Crystallographers love symmetry, sometimes to the point of obsession. We are symmetry freaks. You might think that what attracts us is the beauty of crystals and crystalline structures, whose harmony is without doubt linked to its symmetry. Indeed, we like this just as the designers of the Alhambra did, and as Moroccan artisans still do.

But above all, we like symmetry because it simplifies the study of crystalline structures enormously. For example, periodicity itself derives from an operation of symmetry: translation. If we translate the cell unit of a crystal a periodic distance, the structure does not change: it is invariant. This allows us to represent an enormous crystalline structure by the few atoms of its cell unit, forgetting about the almost infinite number of other atoms in the structure.

Translational symmetry enables us to know the immense crystalline structure by studying only the atomic configuration in the unit cell.

The other symmetries of rotation, reflection and inversion reduce the representation even more because part of the atoms that are in the unit cell are symmetrical copies of other atoms in the same cell.

Symmetry makes crystallographers’ lives easier, making it possible to classify and understand crystalline structures. How many types of crystal exist? That is, in how many different forms can matter organise itself? Although they may seem boundless, actually there are very few options for filling a space in an ordered way periodically repeating one same piece.

For example, only five types of plane lattices exist:

In other words, if we want to fill a surface, we can do so with rectangles, triangles, squares or hexagons, but not with pentagons.

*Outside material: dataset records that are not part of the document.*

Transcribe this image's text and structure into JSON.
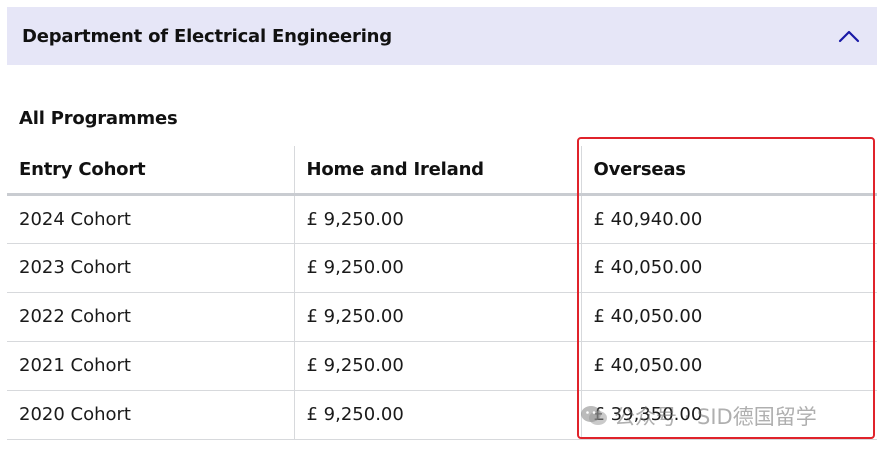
{
  "accordion": {
    "title": "Department of Electrical Engineering",
    "state_icon": "chevron-up-icon"
  },
  "section": {
    "title": "All Programmes"
  },
  "table": {
    "headers": [
      "Entry Cohort",
      "Home and Ireland",
      "Overseas"
    ],
    "rows": [
      [
        "2024 Cohort",
        "£ 9,250.00",
        "£ 40,940.00"
      ],
      [
        "2023 Cohort",
        "£ 9,250.00",
        "£ 40,050.00"
      ],
      [
        "2022 Cohort",
        "£ 9,250.00",
        "£ 40,050.00"
      ],
      [
        "2021 Cohort",
        "£ 9,250.00",
        "£ 40,050.00"
      ],
      [
        "2020 Cohort",
        "£ 9,250.00",
        "£ 39,350.00"
      ]
    ]
  },
  "annotation": {
    "highlight_color": "#e0232b",
    "highlighted_column": "Overseas"
  },
  "watermark": {
    "text": "公众号 · SID德国留学",
    "icon": "wechat-icon"
  },
  "colors": {
    "header_bg": "#e6e6f7",
    "chevron": "#1a1aa6",
    "grid": "#d7d9dc"
  }
}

And it also the case that in crystalline structures, rotational symmetry can only be of order 1, 2, 3, 4 or 6.  Thanks to the study of the combinations of symmetry, we know that there are only 17 different shapes that can tile a surface, shapes that were already known by Arab geometricians.

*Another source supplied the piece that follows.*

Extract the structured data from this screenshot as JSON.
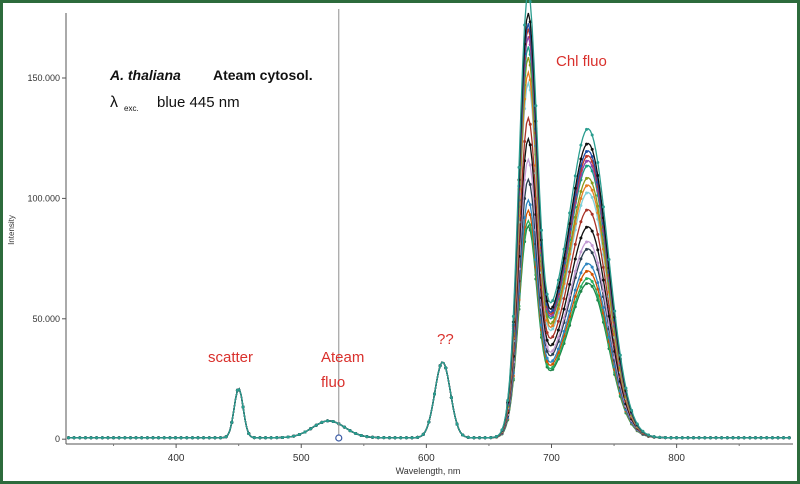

 Arab artisans of the 18th century knew the 17 plane groups of symmetry. And it has also been shown that there are only 230 different forms of periodically packing a volume with identical units. Not one more, not one less.

## Quasicrystals

Molecules can have rotational symmetry 5 – in other words, if they spin 72º they are invariant. But it is impossible to fill a surface with them, or make a network; that is, it is impossible to build a crystal with them. That is why you won’t find pentagonal floor tiles for sale; or if you do, they are combined with the rhombi needed to fill the unavoidable gaps between the pentagons. Molecules can have pentagonal symmetry; but periodic structures cannot.

However, the existence of crystals with order 5 symmetry has recently been discovered. The explanation lies in the fact that the surfaces and volumes can be completely filled following regular, but not necessarily periodically perfect, patterns. For example, this can take place with dilational symmetry, following patterns like the sequence of the Golden Ratio. In other words, materials that are organised quasi-periodically. They are the so-called quasi-crystals.